Being the “Hands and Feet” on Facebook
I recently walked into a Christian coffee house and had to LOL. Why? Because this is what I observed: About 25 twenty-somethings, on break from their duties at the Christian camp where this coffeehouse was located, were jammed onto couches and sprawled around tables, all huddled shoulder-to-shoulder in their ripped jeans and hoodies. But besides the painfully hip music playing softly in the background and the occasional hiss of the espresso cart’s steamer, the room was eerily silent. You see, every single one of these Gen-Yers had a laptop open and were logged onto Facebook – chatting with friends back home, sending recent photos to family far away, even instant messaging each other in the same room. I ordered a latte, sat down in one corner, and thought to myself, “Christian community is forever different because of Facebook.”
Everything Has Changed, But Not Really
No matter what your take on the subject you have to admit, Facebook has changed everything. There are more than five million people jumping on the social networking giant every week, from middle-schoolers to great-grandparents. With well over 300 million people and counting, it is quickly becoming what baby-faced Facebook CEO, Mark Zuckerberg, calls, “The place where everyone will live their digital lives.”

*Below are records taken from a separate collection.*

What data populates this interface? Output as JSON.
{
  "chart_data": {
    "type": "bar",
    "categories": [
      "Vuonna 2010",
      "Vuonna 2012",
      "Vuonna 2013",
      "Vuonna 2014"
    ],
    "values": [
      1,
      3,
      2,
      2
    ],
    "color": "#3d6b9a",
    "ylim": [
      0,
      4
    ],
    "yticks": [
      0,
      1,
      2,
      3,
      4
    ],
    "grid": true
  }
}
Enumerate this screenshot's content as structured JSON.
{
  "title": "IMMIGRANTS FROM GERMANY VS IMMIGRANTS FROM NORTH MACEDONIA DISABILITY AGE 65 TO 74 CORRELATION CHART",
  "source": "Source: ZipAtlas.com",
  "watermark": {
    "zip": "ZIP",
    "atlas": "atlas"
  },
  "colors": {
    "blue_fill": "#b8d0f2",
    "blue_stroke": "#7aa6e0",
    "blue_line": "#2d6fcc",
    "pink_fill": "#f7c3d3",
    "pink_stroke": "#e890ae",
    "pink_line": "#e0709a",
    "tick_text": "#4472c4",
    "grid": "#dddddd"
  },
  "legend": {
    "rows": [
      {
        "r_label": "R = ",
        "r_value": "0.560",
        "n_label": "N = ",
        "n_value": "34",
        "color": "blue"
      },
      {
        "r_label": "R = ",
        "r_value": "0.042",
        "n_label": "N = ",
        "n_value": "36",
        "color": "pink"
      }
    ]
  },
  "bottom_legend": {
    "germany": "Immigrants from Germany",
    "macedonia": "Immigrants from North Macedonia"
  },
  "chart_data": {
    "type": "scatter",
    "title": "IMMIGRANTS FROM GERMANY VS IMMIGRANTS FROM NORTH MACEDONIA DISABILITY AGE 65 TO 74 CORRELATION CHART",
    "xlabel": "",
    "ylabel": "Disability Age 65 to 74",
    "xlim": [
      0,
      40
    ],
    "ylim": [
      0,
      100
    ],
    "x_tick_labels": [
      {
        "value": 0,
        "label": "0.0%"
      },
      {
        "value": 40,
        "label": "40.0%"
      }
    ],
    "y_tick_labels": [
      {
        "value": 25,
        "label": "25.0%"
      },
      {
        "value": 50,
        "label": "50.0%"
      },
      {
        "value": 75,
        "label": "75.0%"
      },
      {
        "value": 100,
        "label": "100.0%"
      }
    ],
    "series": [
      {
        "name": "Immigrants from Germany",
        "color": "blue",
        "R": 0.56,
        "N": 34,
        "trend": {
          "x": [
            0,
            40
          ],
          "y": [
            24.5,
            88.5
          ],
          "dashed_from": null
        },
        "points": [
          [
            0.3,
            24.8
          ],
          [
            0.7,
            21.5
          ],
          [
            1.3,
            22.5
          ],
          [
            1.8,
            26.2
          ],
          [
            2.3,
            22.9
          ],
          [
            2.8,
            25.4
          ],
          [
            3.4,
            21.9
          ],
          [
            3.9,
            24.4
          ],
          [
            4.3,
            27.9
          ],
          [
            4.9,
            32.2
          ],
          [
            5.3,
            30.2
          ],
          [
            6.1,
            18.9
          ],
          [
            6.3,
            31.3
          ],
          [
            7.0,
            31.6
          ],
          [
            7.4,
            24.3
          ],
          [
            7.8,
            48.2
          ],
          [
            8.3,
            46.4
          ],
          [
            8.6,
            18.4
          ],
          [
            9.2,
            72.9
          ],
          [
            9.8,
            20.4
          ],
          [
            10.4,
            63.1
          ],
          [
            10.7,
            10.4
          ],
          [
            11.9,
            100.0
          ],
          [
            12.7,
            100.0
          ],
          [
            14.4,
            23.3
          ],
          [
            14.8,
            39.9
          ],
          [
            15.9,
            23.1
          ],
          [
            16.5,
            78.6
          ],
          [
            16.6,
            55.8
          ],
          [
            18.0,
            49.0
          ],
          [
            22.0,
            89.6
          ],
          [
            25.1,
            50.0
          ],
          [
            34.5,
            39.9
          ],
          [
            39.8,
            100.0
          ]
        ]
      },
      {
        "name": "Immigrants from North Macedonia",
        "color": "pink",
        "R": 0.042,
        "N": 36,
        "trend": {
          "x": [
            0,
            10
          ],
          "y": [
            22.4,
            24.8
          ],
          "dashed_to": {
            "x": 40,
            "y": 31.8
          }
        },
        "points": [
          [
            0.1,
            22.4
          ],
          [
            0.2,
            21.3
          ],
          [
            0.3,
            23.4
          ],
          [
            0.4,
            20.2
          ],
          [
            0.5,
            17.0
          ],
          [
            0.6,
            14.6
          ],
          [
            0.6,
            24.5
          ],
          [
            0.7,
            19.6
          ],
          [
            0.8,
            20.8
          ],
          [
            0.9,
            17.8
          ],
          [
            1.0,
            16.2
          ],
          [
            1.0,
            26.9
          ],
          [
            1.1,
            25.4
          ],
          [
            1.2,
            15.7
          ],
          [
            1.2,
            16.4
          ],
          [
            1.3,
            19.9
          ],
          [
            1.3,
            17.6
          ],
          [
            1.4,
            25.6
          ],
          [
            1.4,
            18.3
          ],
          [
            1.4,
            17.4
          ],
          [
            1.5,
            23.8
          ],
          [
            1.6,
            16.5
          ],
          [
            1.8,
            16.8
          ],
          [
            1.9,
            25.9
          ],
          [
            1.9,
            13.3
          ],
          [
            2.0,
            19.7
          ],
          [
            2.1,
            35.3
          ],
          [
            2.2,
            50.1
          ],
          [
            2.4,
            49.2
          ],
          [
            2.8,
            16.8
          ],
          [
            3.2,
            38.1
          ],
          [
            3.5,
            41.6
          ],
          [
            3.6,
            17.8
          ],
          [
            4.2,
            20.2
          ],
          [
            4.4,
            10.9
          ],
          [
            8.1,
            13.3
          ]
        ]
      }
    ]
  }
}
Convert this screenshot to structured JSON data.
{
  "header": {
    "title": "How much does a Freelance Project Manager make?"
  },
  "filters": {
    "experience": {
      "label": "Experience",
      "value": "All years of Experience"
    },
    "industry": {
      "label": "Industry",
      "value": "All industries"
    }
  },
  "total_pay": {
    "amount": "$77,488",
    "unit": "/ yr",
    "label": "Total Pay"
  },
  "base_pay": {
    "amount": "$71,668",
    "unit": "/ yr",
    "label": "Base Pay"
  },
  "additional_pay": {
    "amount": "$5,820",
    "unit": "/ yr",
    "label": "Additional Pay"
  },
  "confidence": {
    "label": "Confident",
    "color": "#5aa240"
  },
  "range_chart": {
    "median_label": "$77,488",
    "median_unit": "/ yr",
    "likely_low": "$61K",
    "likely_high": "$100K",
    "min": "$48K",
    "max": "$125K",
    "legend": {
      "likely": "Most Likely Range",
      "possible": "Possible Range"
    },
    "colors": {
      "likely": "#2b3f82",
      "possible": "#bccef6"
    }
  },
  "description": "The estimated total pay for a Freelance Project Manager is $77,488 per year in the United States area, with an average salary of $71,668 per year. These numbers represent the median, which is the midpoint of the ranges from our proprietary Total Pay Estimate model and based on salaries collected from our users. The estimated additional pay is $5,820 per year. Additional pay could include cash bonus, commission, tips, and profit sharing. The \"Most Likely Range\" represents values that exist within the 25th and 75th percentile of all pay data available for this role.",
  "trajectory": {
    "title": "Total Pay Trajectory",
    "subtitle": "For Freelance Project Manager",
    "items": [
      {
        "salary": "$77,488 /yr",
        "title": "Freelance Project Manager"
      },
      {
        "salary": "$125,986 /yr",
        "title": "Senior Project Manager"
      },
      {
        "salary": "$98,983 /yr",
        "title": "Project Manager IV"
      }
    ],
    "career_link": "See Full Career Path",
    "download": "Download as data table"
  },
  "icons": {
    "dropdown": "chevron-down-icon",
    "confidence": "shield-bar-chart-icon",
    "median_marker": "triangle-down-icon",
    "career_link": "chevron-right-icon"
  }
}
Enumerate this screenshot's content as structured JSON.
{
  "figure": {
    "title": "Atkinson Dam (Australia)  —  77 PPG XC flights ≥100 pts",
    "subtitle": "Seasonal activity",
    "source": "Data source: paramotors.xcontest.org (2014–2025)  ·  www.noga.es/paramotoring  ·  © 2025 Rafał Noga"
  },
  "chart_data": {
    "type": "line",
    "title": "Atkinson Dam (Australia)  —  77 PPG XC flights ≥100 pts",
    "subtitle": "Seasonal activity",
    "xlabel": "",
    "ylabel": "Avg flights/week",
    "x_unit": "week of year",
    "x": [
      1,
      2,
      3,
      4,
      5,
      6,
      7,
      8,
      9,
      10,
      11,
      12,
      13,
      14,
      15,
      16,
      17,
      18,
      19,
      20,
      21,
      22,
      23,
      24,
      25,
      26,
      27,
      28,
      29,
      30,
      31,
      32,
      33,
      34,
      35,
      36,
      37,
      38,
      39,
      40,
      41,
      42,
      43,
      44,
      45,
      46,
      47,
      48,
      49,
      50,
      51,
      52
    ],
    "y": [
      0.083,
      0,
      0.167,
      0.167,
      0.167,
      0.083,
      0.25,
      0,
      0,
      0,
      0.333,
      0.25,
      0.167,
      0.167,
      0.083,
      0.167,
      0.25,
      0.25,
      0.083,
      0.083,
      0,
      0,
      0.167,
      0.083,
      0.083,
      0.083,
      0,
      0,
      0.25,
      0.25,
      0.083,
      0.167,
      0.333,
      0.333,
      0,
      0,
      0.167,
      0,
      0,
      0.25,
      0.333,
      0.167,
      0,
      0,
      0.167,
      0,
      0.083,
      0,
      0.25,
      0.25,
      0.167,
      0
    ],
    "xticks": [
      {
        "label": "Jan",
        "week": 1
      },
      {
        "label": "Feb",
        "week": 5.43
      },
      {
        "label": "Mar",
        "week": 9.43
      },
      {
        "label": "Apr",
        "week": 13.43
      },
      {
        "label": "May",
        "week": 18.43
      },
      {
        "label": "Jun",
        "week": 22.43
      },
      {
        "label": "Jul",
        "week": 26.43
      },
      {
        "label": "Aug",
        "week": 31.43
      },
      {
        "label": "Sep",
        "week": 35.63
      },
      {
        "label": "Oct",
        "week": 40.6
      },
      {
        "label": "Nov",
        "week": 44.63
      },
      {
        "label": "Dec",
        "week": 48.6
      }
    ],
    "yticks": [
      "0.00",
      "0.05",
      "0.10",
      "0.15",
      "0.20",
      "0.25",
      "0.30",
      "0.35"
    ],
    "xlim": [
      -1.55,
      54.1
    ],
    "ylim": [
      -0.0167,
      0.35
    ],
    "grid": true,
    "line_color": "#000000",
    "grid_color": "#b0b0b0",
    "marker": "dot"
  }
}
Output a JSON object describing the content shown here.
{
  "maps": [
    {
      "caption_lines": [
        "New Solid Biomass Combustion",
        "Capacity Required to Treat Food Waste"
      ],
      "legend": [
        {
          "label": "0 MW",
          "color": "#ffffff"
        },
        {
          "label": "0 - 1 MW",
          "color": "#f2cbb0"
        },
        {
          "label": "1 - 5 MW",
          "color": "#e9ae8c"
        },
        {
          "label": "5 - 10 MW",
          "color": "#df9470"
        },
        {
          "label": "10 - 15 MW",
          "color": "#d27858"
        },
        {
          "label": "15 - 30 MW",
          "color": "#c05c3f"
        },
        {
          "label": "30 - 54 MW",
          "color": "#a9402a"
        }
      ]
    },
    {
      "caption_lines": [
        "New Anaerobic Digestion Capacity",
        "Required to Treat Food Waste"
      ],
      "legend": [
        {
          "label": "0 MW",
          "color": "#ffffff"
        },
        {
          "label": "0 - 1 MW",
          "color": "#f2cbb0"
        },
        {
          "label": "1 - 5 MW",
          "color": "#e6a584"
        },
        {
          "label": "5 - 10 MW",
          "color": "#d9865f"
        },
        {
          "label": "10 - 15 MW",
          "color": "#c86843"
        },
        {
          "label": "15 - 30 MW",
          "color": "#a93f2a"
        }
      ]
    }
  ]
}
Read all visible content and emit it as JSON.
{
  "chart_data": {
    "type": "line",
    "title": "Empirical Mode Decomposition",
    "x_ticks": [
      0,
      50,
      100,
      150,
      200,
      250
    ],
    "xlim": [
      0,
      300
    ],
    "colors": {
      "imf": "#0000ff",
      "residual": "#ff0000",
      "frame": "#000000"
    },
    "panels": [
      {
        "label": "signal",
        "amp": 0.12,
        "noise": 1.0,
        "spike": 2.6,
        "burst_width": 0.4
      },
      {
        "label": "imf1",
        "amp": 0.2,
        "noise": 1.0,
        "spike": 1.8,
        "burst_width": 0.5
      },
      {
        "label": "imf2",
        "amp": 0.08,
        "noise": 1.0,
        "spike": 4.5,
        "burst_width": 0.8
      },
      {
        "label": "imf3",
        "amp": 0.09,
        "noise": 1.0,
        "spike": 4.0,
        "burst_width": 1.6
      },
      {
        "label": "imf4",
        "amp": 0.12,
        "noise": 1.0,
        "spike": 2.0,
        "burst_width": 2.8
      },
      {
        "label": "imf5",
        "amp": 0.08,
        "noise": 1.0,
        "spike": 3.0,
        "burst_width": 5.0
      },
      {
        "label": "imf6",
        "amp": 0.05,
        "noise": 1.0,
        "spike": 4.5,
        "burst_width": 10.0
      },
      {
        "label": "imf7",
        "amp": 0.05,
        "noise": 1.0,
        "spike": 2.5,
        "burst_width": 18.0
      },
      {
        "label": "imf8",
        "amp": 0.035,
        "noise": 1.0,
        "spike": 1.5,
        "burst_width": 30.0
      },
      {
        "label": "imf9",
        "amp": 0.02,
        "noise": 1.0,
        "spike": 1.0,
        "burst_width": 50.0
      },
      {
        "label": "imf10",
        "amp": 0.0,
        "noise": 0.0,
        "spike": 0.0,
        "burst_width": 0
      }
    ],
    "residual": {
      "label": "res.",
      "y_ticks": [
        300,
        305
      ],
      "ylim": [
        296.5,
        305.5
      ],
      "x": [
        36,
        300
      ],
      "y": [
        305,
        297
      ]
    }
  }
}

As more and more of us live our digital lives on and around Facebook, how does that shift our understanding of community? And how do we respond as the church; that is, as the literal “hands and feet” of the body of Christ in a disembodied environment?
In order to answer those questions, it is of first importance that we begin to “see” things differently than perhaps we are used to. More specifically, we need a new way of “seeing” community as our new, hyperconnected world sees it so that we can engage with what God is already up to in cyberspace.
First, we must understand that “community” exists on a continuum. Often when I hear Christians describe community, I hear them describe a best friend, someone with whom they share an intimacy that involves trust based on a history of shared experiences and passions. It’s a taste of that “one-ness” that exists within the community of the Father, Son, and Holy Spirit, and which we are included in as followers of Jesus. While that is what we are ultimately made for, we might think of that experience of community as a “ten” on our continuum. But there are many other forms of community. For example, when I’m in line at the grocery store I am participating in community. I am a tired, over-scheduled, anxious person just like the rest of my neighbors in line. This experience of community may represent a “one” on our continuum, but it is still community. And, of course, there is everything in between – co-workers, siblings, the people in the back of your church that leave early, even your many connections on Facebook fall along that community continuum.
Second, we must understand that, for most people (especially younger people) there is no longer a distinction between “real” and “online” community. It’s all part of the same experience. Whether my friends are in cyberspace or around my dinner table, they are my community. This is an important concept to grasp in order to enter more fully into the experience of community as a hyperconnected world understands it.
Listening For The Laughter
As I sat in the corner of that coffeehouse marveling at the scene in front of me, I began to notice giggles and groans and shouts across the room. It turned out my laptop-bearing, hoodie-wearing neighbors were fully engaged in community, seamlessly moving in between virtual and real-world expressions. Once again, I had to LOL.
God is already at work in the grocery line, at the back of your church, and on Facebook, and we are invited to join him in loving the neighbor right in front of us as we’ve always been called to. And if we are willing to look and listen with him, we will discover and be able to enter into the giggles and groans and shouts from across the room even as our heads are buried in our laptops.